SubscribeRankTable

Description

Receives RankTable subscription requests from the client. The server allocates a message queue to each job and monitors whether the message queue contains messages to be transmitted. If yes, the server transmits the messages to the client through the gRPC stream.

Prototype

rpc SubscribeRankTable(ClientInfo) returns (stream RankTableStream) {}

Input Parameters

Parameter

Type (Defined by Protobuf)

Description

ClientInfo

message ClientInfo{

string jobId = 1;

string role = 2;

}

ClientInfo.jobId: job ID

ClientInfo.role: client role

Return Value

Return Value

Type (Defined by Protobuf)

Description

stream

gRPC stream

This API returns a gRPC stream. (The data structure of the return value is based on the programming language selected by the client.)

The client can call the stream's Receive method (the actual name is determined by the client's programming language) to receive data pushed by the server.

Data Sending Description

Return Value

Type (Defined by Protobuf)

Description

RankTableStream

message RankTableStream{

string jobId = 1;

string rankTable = 2;

}

RankTableStream.jobId: job ID

RankTableStream.rankTable: RankTable information. For details about the fields, see Table 1.

global-ranktable Description

ClusterD generates global-ranktable as a response message in the RankTable field. Some fields in global-ranktable are consistent with those in the hccl.json file.
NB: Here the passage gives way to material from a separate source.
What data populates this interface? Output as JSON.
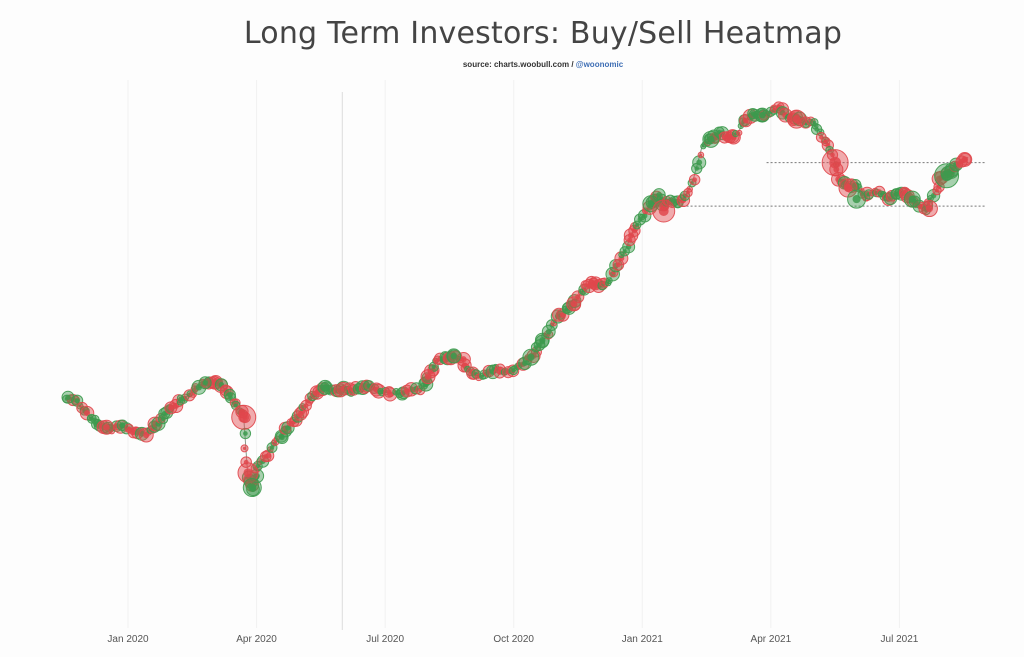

For details about hccl.json, see hccl.json File Description.

  • Example of global-ranktable of the
    {
        "version": "1.0",
        "status": "completed",
        "server_group_list": [
            {
                "group_id": "2",
                "deploy_server": "0",
                "server_count": "1",
                "server_list": [
                    {
                        "device": [
                            {
                                "device_id": "x",
                                "device_ip": "xx.xx.xx.xx",
                                "device_logical_id": "x",
                                "rank_id": "x"
                            }
                        ],
                        "server_id": "xx.xx.xx.xx",
                        "server_ip": "xx.xx.xx.xx"
                    }
                ]
            }
        ]
    }
  • Example of global_ranktable of the Atlas A3 training product
    {
        "version": "1.2",
        "status": "completed",
        "server_group_list": [
            {
                "group_id": "2",
                "deploy_server": "1",
                "server_count": "1",
                "server_list": [
                    {
                        "device": [
                            {
                                "device_id": "0",
                                "device_ip": "xx.xx.xx.xx",
                                "super_device_id": "xxxxx",
                                "device_logical_id": "0",
                                "rank_id": "0"
                            }
                        ],
                        "server_id": "xx.xx.xx.xx",
                        "server_ip": "xx.xx.xx.xx"
                    }
                ],
                "super_pod_list": [
                    {
                        "super_pod_id": "0",
                        "server_list": [
                            {
                                "server_id": "xx.xx.xx.xx"
                            }
                        ]
                    }
                ]
            }
        ]
    }
Table 1 Fields in global-ranktable

Field

Description

version

Version

status

Status

server_group_list

List of server groups

group_id

Group ID

server_count

Number of servers

server_list

Server list

server_id

AI server ID, which is globally unique.

server_ip

Pod IP

device_id

NPU device ID

device_ip

NPU device IP

super_device_id

Unique NPU ID of in a SuperPoD of Atlas A3 training product

rank_id

Training rank ID of the NPU

device_logical_id

logical NPU ID

super_pod_list

SuperPoD list

super_pod_id

Logical SuperPoD ID